An ad supporting the Common Core State Standards posted by the Bill and Melinda Gates Foundation featured a Missouri Teacher of the Year, Jamie Manker, saying, “I support the Common Core because it’s asking kids to think.”
My immediate reaction was, “Good Heavens! What did Manker’s students do before the implementation of the Common Core? Thinking should have been happening all along!”
Of course her students had been thinking or she would not have been a teacher of the year. Her statement may have been truncated to fit on on the #SupporttheCore poster. Yet, she is not alone in making such statements. There have been a number of teachers of the year who state that their students are doing better work because of the Common Core:
From Nancie Lindblom Arizona 2013 Teacher of the Year, “The new standards provide the opportunity to do this by increasing the expectations for all students, allowing me to challenge my students to think analytically.”

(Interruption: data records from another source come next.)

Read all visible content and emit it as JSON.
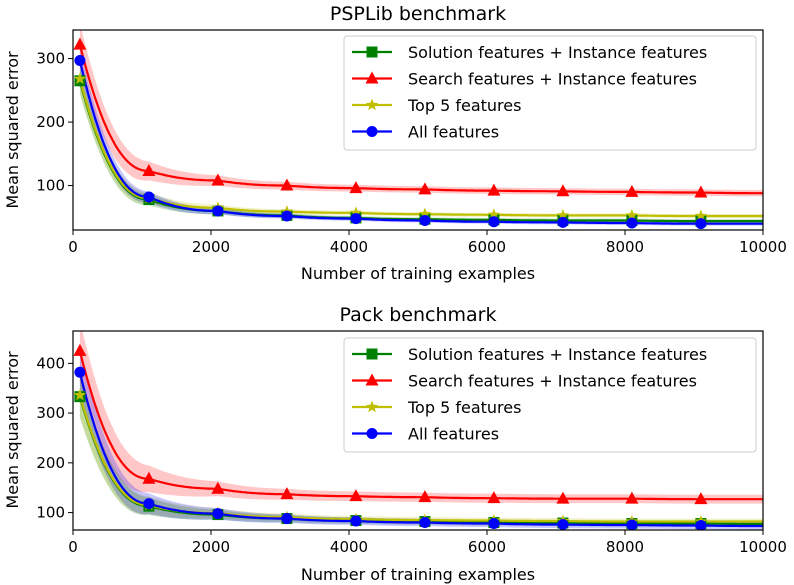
{
  "chart_data": [
    {
      "type": "line",
      "title": "PSPLib benchmark",
      "xlabel": "Number of training examples",
      "ylabel": "Mean squared error",
      "xlim": [
        0,
        10000
      ],
      "ylim": [
        30,
        345
      ],
      "xticks": [
        "0",
        "2000",
        "4000",
        "6000",
        "8000",
        "10000"
      ],
      "xtick_values": [
        0,
        2000,
        4000,
        6000,
        8000,
        10000
      ],
      "yticks": [
        "100",
        "200",
        "300"
      ],
      "ytick_values": [
        100,
        200,
        300
      ],
      "legend_position": "top-right",
      "x": [
        100,
        1100,
        2100,
        3100,
        4100,
        5100,
        6100,
        7100,
        8100,
        9100,
        10000
      ],
      "series": [
        {
          "name": "Solution features + Instance features",
          "color": "#008000",
          "marker": "square",
          "values": [
            265,
            78,
            60,
            53,
            49,
            47,
            46,
            45,
            45,
            44,
            44
          ],
          "band": 3
        },
        {
          "name": "Search features + Instance features",
          "color": "#ff0000",
          "marker": "triangle",
          "values": [
            322,
            123,
            108,
            100,
            96,
            94,
            92,
            91,
            90,
            89,
            88
          ],
          "band": 5
        },
        {
          "name": "Top 5 features",
          "color": "#bfbf00",
          "marker": "star",
          "values": [
            268,
            80,
            65,
            59,
            57,
            55,
            54,
            53,
            53,
            52,
            52
          ],
          "band": 3
        },
        {
          "name": "All features",
          "color": "#0000ff",
          "marker": "circle",
          "values": [
            297,
            82,
            60,
            52,
            48,
            45,
            43,
            42,
            41,
            40,
            40
          ],
          "band": 3
        }
      ]
    },
    {
      "type": "line",
      "title": "Pack benchmark",
      "xlabel": "Number of training examples",
      "ylabel": "Mean squared error",
      "xlim": [
        0,
        10000
      ],
      "ylim": [
        65,
        465
      ],
      "xticks": [
        "0",
        "2000",
        "4000",
        "6000",
        "8000",
        "10000"
      ],
      "xtick_values": [
        0,
        2000,
        4000,
        6000,
        8000,
        10000
      ],
      "yticks": [
        "100",
        "200",
        "300",
        "400"
      ],
      "ytick_values": [
        100,
        200,
        300,
        400
      ],
      "legend_position": "top-right",
      "x": [
        100,
        1100,
        2100,
        3100,
        4100,
        5100,
        6100,
        7100,
        8100,
        9100,
        10000
      ],
      "series": [
        {
          "name": "Solution features + Instance features",
          "color": "#008000",
          "marker": "square",
          "values": [
            333,
            113,
            96,
            88,
            84,
            82,
            80,
            79,
            78,
            78,
            77
          ],
          "band": 6
        },
        {
          "name": "Search features + Instance features",
          "color": "#ff0000",
          "marker": "triangle",
          "values": [
            425,
            168,
            148,
            137,
            133,
            131,
            129,
            128,
            128,
            127,
            127
          ],
          "band": 9
        },
        {
          "name": "Top 5 features",
          "color": "#bfbf00",
          "marker": "star",
          "values": [
            336,
            115,
            99,
            91,
            87,
            85,
            84,
            83,
            82,
            82,
            82
          ],
          "band": 6
        },
        {
          "name": "All features",
          "color": "#0000ff",
          "marker": "circle",
          "values": [
            382,
            118,
            98,
            88,
            83,
            80,
            78,
            76,
            75,
            74,
            73
          ],
          "band": 7
        }
      ]
    }
  ]
}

From Ms. Sponaugle 2014 West Virginia Teacher of the Year, “My students are engaged, they’re motivated, and they’re learning, and that’s what the common core standards are all about-preparing our children to be confident and capable in an ever-more competitive world.”
Again, these admissions are puzzling. Why would a teacher whose credentials and instructional practice are exemplary enough to warrant a state award wait for an “opportunity” to challenge students to think analytically? Or how would a teacher of the year not already be engaging students in order to prepare them for an ever-more competitive world? Did they not already use a set of standards before the Common Core in their classrooms?
Without context, these teachers’ statements make them appear less competent. In an ironic twist, the Bill and Melinda Gates Foundation’s use of teachers of the year as promotional tools has the unfortunate effect of leaving them open to the following line of criticism: What kind of teachers were they B.C.C.(Before the Common Core) when they admit their students were not being challenged?
Their overstatements on behalf of the Common Core contribute to the unfortunate generalization that B.C.C.(Before the Common Core) students were not engaged. They were not being prepared for a competitive world. They did not think.
Collectively, their statements open up a single tricky question for these teachers of the year…..Why not?